Face the entrance south or east so it catches morning sun. Warmth at the entrance attracts early scouts, and an open sightline in front of the box helps bees find it from a distance. Rough-barked trees make good mounting points because they offer stability and help distribute scent from the lure. Check traps every two to three days during swarm season (typically spring), since a swarm can move in and start building comb quickly.

Lures That Actually Work

Lemongrass essential oil is the go-to swarm lure because it closely mimics a pheromone that honey bees produce naturally. This pheromone, called the Nasonov pheromone, signals to worker bees that a location is a suitable home. Lemongrass oil contains three compounds that replicate it: citral provides the strong lemon-like scent that attracts foraging bees, geraniol mirrors a substance bees use to recognize and navigate to hive locations, and nerol extends the scent’s longevity so the lure works over days rather than hours.

Apply two or three drops of lemongrass oil to a cotton ball and place it just inside the entrance. Reapply every few days, especially after rain. You can also use old brood comb or beeswax rubbed on the inside walls. The waxy smell signals that bees have lived there before, which is a strong draw for scouts evaluating potential nest sites.

Avoiding Trapping the Wrong Insect

If your goal is trapping wasps or yellowjackets rather than bees, bait choice makes a big difference. Honey bees and bumble bees get their protein from pollen, so they ignore meat-based or protein baits. Wasps, on the other hand, readily collect sugar-free protein baits in spring and early summer when they’re feeding developing larvae. This makes protein baits highly selective: they attract wasps without luring in bees.

The catch is timing. By late summer, wasp colonies peak in size and workers shift from protein to sugar foraging. At that point, protein baits stop working. Sugar baits attract almost everything, including bees, so they’re a poor choice if you want to avoid harming pollinators. Research has identified certain sugar alcohols (sorbitol and xylitol) that wasps find appealing but honey bees actively avoid, offering a more targeted option for late-season wasp control.

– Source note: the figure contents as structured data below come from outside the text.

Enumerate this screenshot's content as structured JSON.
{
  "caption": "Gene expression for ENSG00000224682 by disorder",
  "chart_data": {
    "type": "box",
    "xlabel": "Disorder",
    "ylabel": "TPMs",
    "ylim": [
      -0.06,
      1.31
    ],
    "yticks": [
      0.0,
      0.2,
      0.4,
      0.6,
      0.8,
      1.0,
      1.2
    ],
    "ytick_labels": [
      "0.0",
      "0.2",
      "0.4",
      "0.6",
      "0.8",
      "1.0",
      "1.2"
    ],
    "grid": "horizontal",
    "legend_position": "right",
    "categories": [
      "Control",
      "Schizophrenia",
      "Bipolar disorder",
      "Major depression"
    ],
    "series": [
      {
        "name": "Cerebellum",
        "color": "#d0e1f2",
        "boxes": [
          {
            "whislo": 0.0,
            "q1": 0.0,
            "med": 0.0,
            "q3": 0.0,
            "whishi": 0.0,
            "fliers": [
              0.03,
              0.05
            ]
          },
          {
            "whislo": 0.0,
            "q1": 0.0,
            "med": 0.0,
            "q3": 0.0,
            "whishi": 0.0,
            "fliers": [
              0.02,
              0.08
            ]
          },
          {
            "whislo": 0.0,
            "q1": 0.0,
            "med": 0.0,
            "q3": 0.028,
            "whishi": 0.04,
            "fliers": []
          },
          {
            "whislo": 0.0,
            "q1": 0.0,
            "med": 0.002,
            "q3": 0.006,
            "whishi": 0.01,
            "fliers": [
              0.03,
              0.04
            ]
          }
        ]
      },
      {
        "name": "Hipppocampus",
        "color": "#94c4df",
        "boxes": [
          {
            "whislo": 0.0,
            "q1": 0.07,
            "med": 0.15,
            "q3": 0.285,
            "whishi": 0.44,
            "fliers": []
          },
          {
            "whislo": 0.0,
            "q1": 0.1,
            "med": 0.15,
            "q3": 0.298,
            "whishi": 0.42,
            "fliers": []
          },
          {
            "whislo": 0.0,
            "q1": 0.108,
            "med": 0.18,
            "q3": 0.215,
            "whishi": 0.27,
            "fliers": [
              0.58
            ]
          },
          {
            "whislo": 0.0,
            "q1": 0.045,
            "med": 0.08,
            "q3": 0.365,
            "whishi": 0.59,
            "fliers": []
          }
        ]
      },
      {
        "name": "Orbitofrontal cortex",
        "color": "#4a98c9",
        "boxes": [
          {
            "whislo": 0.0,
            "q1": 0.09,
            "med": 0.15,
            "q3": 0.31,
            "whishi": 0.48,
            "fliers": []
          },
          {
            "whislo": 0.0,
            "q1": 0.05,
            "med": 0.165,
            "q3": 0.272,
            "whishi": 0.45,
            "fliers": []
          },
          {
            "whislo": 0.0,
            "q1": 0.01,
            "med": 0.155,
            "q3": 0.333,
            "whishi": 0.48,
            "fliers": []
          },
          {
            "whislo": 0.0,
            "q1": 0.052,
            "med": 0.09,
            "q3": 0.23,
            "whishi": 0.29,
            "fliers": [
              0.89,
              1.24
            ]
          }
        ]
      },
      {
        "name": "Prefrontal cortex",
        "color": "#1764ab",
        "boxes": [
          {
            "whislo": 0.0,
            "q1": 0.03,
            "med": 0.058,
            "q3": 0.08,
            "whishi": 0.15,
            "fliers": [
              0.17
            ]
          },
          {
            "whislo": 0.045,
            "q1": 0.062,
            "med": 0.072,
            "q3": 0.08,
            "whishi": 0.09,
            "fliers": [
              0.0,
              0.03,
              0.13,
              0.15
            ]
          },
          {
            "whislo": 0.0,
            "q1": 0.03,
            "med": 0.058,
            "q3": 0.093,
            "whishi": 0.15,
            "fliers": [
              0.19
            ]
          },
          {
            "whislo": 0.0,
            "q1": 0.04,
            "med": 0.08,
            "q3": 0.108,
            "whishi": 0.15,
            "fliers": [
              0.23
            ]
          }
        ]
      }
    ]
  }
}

Staying Safe Around Bee Traps

For a single indoor bee, no special gear is needed. For carpenter bee traps and swarm traps, a few precautions help. When checking or emptying any trap with live bees, wear light-colored clothing (white is ideal), long sleeves, and pants tucked into boots that cover your ankles. Bees can crawl into gaps, so tight-fitting cuffs at wrists and ankles matter more than fabric thickness.

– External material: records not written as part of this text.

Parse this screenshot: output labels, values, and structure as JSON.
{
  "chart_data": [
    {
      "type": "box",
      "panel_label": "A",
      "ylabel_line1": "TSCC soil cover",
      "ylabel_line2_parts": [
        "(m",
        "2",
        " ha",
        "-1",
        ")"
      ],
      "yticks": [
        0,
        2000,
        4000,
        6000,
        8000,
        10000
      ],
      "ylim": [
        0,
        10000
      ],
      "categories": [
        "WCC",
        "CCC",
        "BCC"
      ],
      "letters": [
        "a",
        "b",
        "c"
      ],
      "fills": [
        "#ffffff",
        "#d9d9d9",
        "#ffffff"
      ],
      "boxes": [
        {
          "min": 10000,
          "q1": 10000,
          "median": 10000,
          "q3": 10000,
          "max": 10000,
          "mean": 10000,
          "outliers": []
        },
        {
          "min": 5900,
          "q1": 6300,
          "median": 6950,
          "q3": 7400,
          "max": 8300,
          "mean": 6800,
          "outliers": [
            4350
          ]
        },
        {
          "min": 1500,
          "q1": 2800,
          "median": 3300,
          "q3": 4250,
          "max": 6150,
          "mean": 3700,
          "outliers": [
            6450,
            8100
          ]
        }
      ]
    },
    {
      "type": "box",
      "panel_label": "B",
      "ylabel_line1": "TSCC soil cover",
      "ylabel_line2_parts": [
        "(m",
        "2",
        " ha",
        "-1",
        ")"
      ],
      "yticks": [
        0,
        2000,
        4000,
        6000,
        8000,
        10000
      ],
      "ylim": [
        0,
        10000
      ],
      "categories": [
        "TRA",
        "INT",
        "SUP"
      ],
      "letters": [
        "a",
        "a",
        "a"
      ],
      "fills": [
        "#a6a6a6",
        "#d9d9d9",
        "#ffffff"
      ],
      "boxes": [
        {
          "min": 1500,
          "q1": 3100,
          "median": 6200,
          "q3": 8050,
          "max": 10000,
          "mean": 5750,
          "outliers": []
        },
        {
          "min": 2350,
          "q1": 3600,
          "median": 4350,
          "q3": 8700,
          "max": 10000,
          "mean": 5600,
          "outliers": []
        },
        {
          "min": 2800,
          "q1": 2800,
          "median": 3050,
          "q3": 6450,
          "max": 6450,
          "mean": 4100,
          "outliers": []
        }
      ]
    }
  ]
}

If you’re working with swarm traps, a bee veil that covers your face and head while allowing clear visibility is the most important single piece of equipment. Gloves made of leather or canvas protect your hands, though some beekeepers prefer the dexterity of working gloveless and accept the occasional sting. Service traps in the early morning or late evening when bees are least active and temperatures are cooler. Avoid standing directly in front of the entrance, which puts you in the flight path.

For carpenter bee traps, the risk is lower since these bees are solitary and males (the ones that hover aggressively near you) lack stingers entirely. Females can sting but rarely do unless you handle them directly. Emptying the collection jar is the only step that requires caution, and wearing a single glove on your dominant hand is usually sufficient.